Que sont devenus vos rêves d’enfant ?
Je ne me souviens pas de mes rêves d’enfant et rarement de mes rêves en général… mais je rêve toujours.
A quoi avez-vous renoncé ?
Je ne crois pas encore avoir renoncé à quelque chose. Ce que je n’ai pas encore fait, j’espère le faire un jour ; comme vivre à l’étranger ou à la campagne…..
D’où venez-vous ?
Je ne sais pas trop ce qui m’a amené à la photographie, c’est un chemin sinueux, fait de rencontres.
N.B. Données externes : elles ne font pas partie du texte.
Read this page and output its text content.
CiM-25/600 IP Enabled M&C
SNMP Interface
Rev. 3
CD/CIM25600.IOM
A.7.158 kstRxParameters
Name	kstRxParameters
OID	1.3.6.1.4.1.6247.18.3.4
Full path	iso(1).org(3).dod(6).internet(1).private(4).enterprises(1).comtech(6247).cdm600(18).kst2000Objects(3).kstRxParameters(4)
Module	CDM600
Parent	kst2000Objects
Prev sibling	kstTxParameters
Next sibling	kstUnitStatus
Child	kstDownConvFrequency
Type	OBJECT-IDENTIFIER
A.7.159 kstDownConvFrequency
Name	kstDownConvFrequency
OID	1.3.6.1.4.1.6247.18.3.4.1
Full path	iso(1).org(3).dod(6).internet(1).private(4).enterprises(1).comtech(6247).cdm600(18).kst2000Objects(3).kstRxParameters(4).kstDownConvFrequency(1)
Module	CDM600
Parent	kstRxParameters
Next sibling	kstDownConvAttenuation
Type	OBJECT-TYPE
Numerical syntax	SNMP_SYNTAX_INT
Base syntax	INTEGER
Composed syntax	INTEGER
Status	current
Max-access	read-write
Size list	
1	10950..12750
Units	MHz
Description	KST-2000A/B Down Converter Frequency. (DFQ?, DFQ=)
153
Sinon de Mâcon.
Qu’avez-vous reçu en dot ?
?
Qu’avez vous dû « plaquer » pour votre travail ?
Je crois, surtout ces moments où l’on ne fait rien.
Un petit plaisir – quotidien ou non ?
J’aime le moment où l’on se glisse dans son lit.
Qu’est-ce qui vous distingue des autres artistes ?
Il me semble que nous sommes un peu tous différents, non ?
Où travaillez vous et comment ?
Je travaille surtout en voyageant mais aussi en faisant mes carnets.
Quelles musiques écoutez-vous en travaillant ?
Je n’en écoute pas forcément.
Quel est le livre que vous aimez relire ?
Nabokov, Rick Bass, Jim Harrison. Je cite ceux que j’ai relus surtout.
Quand vous vous regardez dans un miroir, qui voyez vous ?
moi
A qui n’avez-vous jamais osé écrire ?
Je n’écris pas beaucoup.
Quel(le) ville ou lieu a pour vous valeur de mythe ?
Je crois que ce sont les hauts sommets en montagne ou le grand nord.
Quels sont les artistes dont vous vous sentez le plus proche ?
J’aime William Eggleston, Harry Callahan, Hellen Levitt, Balthus, Caravage, etc…..ils sont nombreux.
Qu’aimeriez-vous recevoir pour votre anniversaire ?
Une photographie de l’un d’eux.
Que défendez-vous ?
Une certaine liberté de parole.
Que vous inspire la phrase de Lacan : « L’Amour c’est donner quelque chose qu’on n’a pas à quelqu’un qui n’en veut pas » ?
?
Et celle de W. Allen : « La réponse est oui mais quelle était la question ? »
Je répondrais bientôt cela à mes enfants puisque je deviens sourde !
propos recueillis pour lelitteraire.com par jean-paul gavard-perret en juillet 2012.